In my 30 plus years in the repossession business I have seen so many changes that has affected the way we do business. Auto auctions have set up companies to solicit the handling of repossessions for the major banks and captive finance companies. Their purpose is to increase their sales of recovered collateral. They charge a fee to handle the assigned repossession and then broker it to Repossession companies across the nation. They depend on the recovery company they hire to find and recover the collateral for a flat fee.
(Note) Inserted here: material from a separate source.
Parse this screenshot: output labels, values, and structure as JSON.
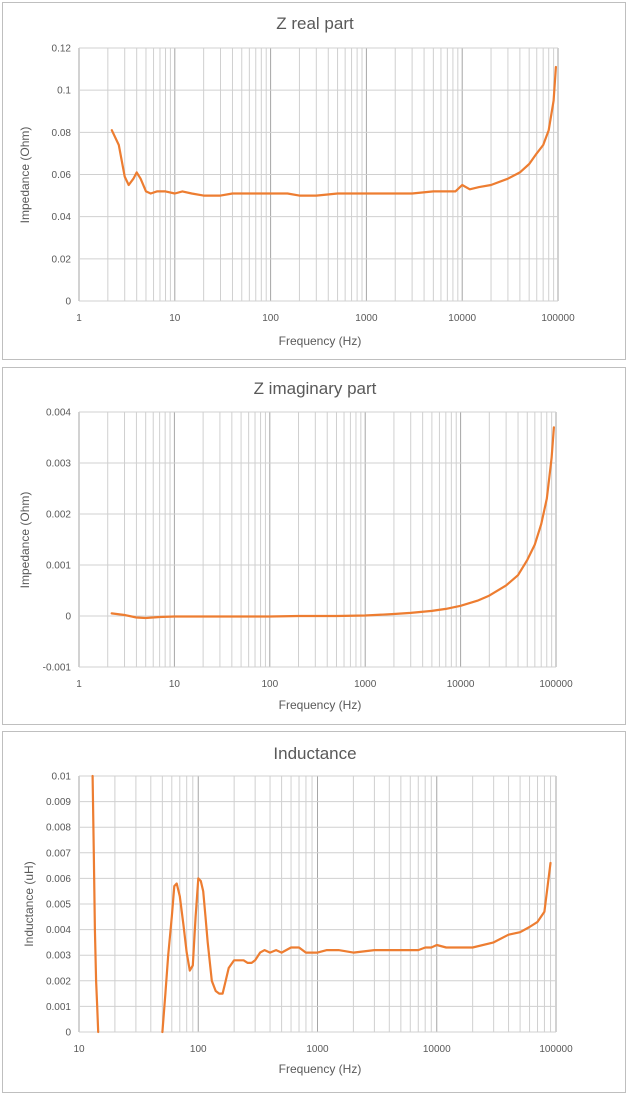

These company’s forward repossession assignments to certain repossession companies who agree to work for far less than they charged at one time. These forwarders have little regard for the safety of the recovery agent. They demand Contingency, Free Deliver to their auctions and in some cases demand free locksmith work for keys to the recovered vehicle. They will refuse to pay for any investigation the assigned recovery company has provided to assist them in recovering the collateral.
Since the forwarders started operating, some major banks and captive finance companies have learned from these forwarders and now dictate how much they will pay for the recovery and even demand cheaper close fees. All of which will reduce their recovery expense and increase their company’s bottom line as well as increasing the risks for the recovery agents working the assignment. Because of the cheap fees, some lenders are willing to suffer a lower percent of recoveries.
The most dangerous of their demands is the contingency requirement. NO CAR, NO MONEY! And, as previously mentioned, since they will only pay rock bottom prices for the recovery it places the recovery agent’s employees in harm’s way. Most Recovery companies pay their field employees a commission for each recovery. Because of the contingency demand, it puts pressure on field agents to take dangerous risks they normally would not take. In most situations the actual owners of the Recovery Company may not take the increased risks but because the field agent is on commission they are put in a situation to take more risks in order to get a pay check. The cheap fees have caused serious personal injuries (even death) for some consumers and for some recovery agents as well as huge awards in Wrongful Repossession litigation. In two instances a recovery agent has killed two individuals over a voluntary repossession.
On some occasions it is necessary to make contact with the debtor because the vehicle is in a garage or behind a locked fence. On such contacts the debtor will sometimes call the client and the client will take a promise from the debtor to pay which should earn the Recovery Agent an appropriate close fee. However, in many such situations the recovery company will be paid as little as $25.00 which does not begin to pay for the time and expense of working the assignment. Such low fees, in some instances have the potential to cause the field agent to become aggressive in attempting to secure the collateral, knowing they will not be paid a decent fee if the assignment is simply closed.
The recovery companies willing to work at reduced rates will only work the account on a limited basis. They may work the assignment the day they receive it if the location is local. If the account is located in an area that is remote they may wait until they have another assignment in the area before they work the account. They will give bogus updates just to appease the client and give them more time to work the account again whenever they may be in the area. In such situations clients seem not to consider the loss from depreciation. If they had used a professional, the extra money they would pay for the actual recovery would most likely be less than the one-month depreciation of the collateral.
Another method some of these clients use to cut their expenses is to have the recovery company sign unfair Hold harmless agreements. On many occasions this will require the recovering agent to hold them harmless even for the client’s mistakes. Unfortunately, some of these recovery companies are willing to sign any agreement just to get the business.
The management of these major banks and finance companies are more concerned for their monthly or yearly objective to keep repossession expenses down than the lives of the recovery agents they hire.